Nas artes visuais, o mundo lembra os 50 anos da morte do mais francês dos espanhóis, o pintor Pablo Picasso. O mundo lembra Guernica: onde a política marca encontro com a arte.
O mundo lembra a obra artística de Pablo Picasso “A mulher no espelho”, cuja técnica, através do cubismo, nos dá a nítida dimensão de um corpo fragmentado, da fragmentação pela ciência, que deixa de fora a subjetividade, mas também da fragmentação pulsional, do descompasso entre o que se vê e o que se é.

Picasso vai ao encontro da psicanálise na medida em que ambos nos falam de um antinaturalismo do corpo, de um eu que não equivale ao corpo biológico, do Um que não cabe na imagem refletida. Mas, ao mesmo tempo, é através desse Outro, enquanto lugar para onde o sujeito dirige a sua questão, que faz regressar sobre o eu a pergunta: “quem sou eu?”. O corpo, esse contorno necessário, ao menos pode nos dar uma dimensão de quem somos.

O mundo lembra Picasso, nos seus primeiros anos em Paris, quando trabalhava no ateliê da Bateau-Lavoir, foi um grande usuário de ópio, fumado em grandes cachimbos. Woody Allen celebra-o no seu grandioso e inesquecível filme: Meia-noite em Paris!
O mundo lembra Picasso enquanto diretor do Museu do Prado, lar de obras de grandes mestres como Goya e Velázquez e onde o jovem pintor encontrara inspirações no começo de sua jornada, nas suas primeiras visitas a Madrid.

Em 1905, o mundo lembra o feliz encontro de Picasso com Gertrude Stein, americana de Paris, escritora de fundamental originalidade, que lhe visitou o atelier, e encontrou Matisse em sua casa, no meio de uma insólita coleção de pinturas em que se via já representado — quando Matisse passava largamente a ser preferido por um irmão de Gertrude, colecionador também. Dicotomia, dicotomia da história… Foi nas salas desta americana rica e original, no 27 da Rua de Fleurus, a par do Jardim do Luxemburgo, que Hemingway, Ezra Pound, Scott Fitzgerald ou Man Ray frequentariam, que Picasso 19 «encontrará» uma nova expressão plástica, retratando a anfitriã, ao cabo de noventa sessões de pose, em novembro de 1905.
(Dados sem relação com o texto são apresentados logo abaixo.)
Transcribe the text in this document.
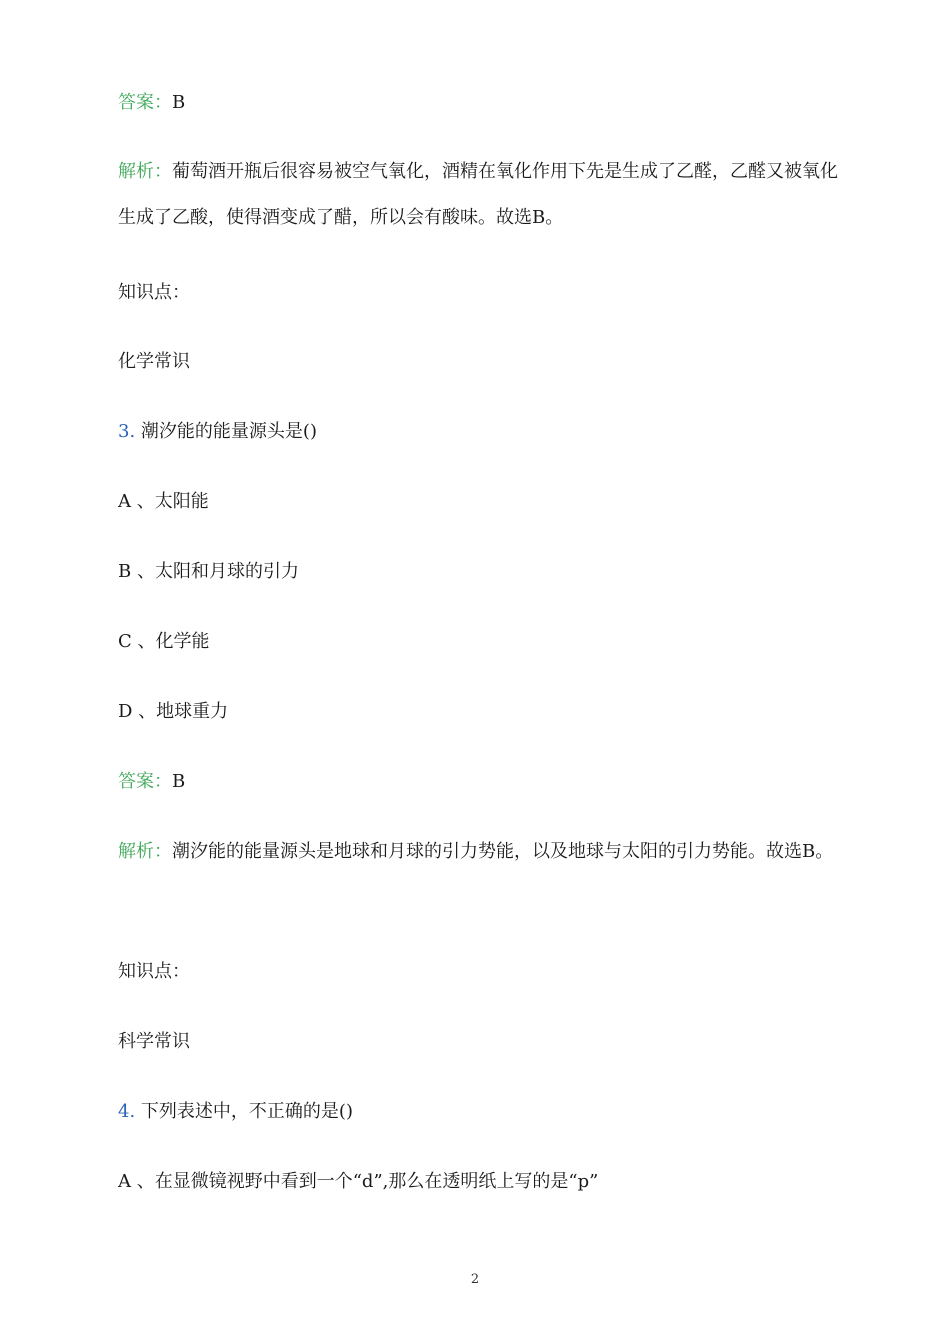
答案：B
解析：葡萄酒开瓶后很容易被空气氧化，酒精在氧化作用下先是生成了乙醛，乙醛又被氧化生成了乙酸，使得酒变成了醋，所以会有酸味。故选B。
知识点：
化学常识
3. 潮汐能的能量源头是()
A 、太阳能
B 、太阳和月球的引力
C 、化学能
D 、地球重力
答案：B
解析：潮汐能的能量源头是地球和月球的引力势能，以及地球与太阳的引力势能。故选B。
知识点：
科学常识
4. 下列表述中，不正确的是()
A 、在显微镜视野中看到一个“d”,那么在透明纸上写的是“p”
2
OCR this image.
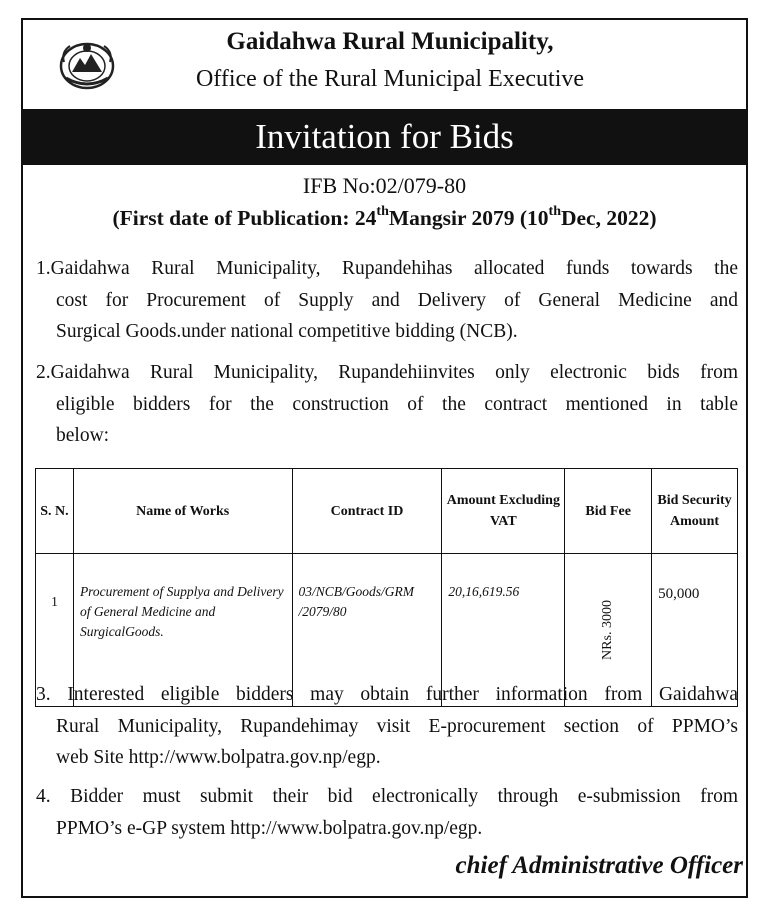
Gaidahwa Rural Municipality,
Office of the Rural Municipal Executive
Invitation for Bids
IFB No:02/079-80
(First date of Publication: 24thMangsir 2079 (10thDec, 2022)
1.Gaidahwa Rural Municipality, Rupandehihas allocated funds towards the
cost for Procurement of Supply and Delivery of General Medicine and
Surgical Goods.under national competitive bidding (NCB).
2.Gaidahwa Rural Municipality, Rupandehiinvites only electronic bids from
eligible bidders for the construction of the contract mentioned in table
below:
S. N.	Name of Works	Contract ID	Amount Excluding VAT	Bid Fee	Bid Security Amount
1	Procurement of Supplya and Delivery of General Medicine and SurgicalGoods.	03/NCB/Goods/GRM /2079/80	20,16,619.56	NRs. 3000	50,000
3. Interested eligible bidders may obtain further information from Gaidahwa
Rural Municipality, Rupandehimay visit E-procurement section of PPMO’s
web Site http://www.bolpatra.gov.np/egp.
4. Bidder must submit their bid electronically through e-submission from
PPMO’s e-GP system http://www.bolpatra.gov.np/egp.
chief Administrative Officer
Ou depois, em agosto, subitamente, tendo apagado a cabeça pintada e repintando-a de cor, como uma máscara estilizada. Parecido o retrato? "Ela acabará por se parecer com ele", respondeu o pintor às críticas, conforme conta Gertrude Stein, na sua obra-prima, The Autobiography of Alice B. Toklas (1933). Porque, para a romancista, num texto famoso de criação sintáxica, «parecença» e «exatidão» é uma «exigência» outra: Porque isto é assim. Porque...

Obra de transição, o retrato de Gertrude Stein (Metropolitan Museum, Nova Iorque, por testamento da escritora, em 1946) anuncia a obra que, nos fins desse ano de 1906, Picasso começou a preparar, como porta de entrada para um novo mundo da pintura ocidental. "No seu grande esforço para pintar Gertrude Stein, Picasso passou dos arlequins, encantadora fantasia italiana do princípio da sua carreira, para esta forma de combate que será chamada cubismo" — escreveu ela própria, resumidamente.

“Eu não pinto as coisas como as vejo, mas como as penso”.

Em 1907, Picasso apresentou a alguns amigos mais próximos, e também artistas, como Braque, a pintura que consolida o cubismo: Les Demoiselles d’Avignon.
Com isso, chocou os colegas, que consideraram o trabalho “uma coisa louca e monstruosa” e ao mesmo tempo, “uma revolução”.

O encontro com o Cubismo é sinónimo de descobertas, uma fase na qual não se encontra o aporte teórico, mas sim experimentos fundamentais na arte... Por isso, se compara o resultado com “o reflexo em um espelho quebrado” ou com a visão através de um caleidoscópio.
O clímax do cubismo analítico aconteceu em 1911, quando Picasso e Braque completaram sua formatação, produzindo algumas de suas demonstrações extraordinariamente belas.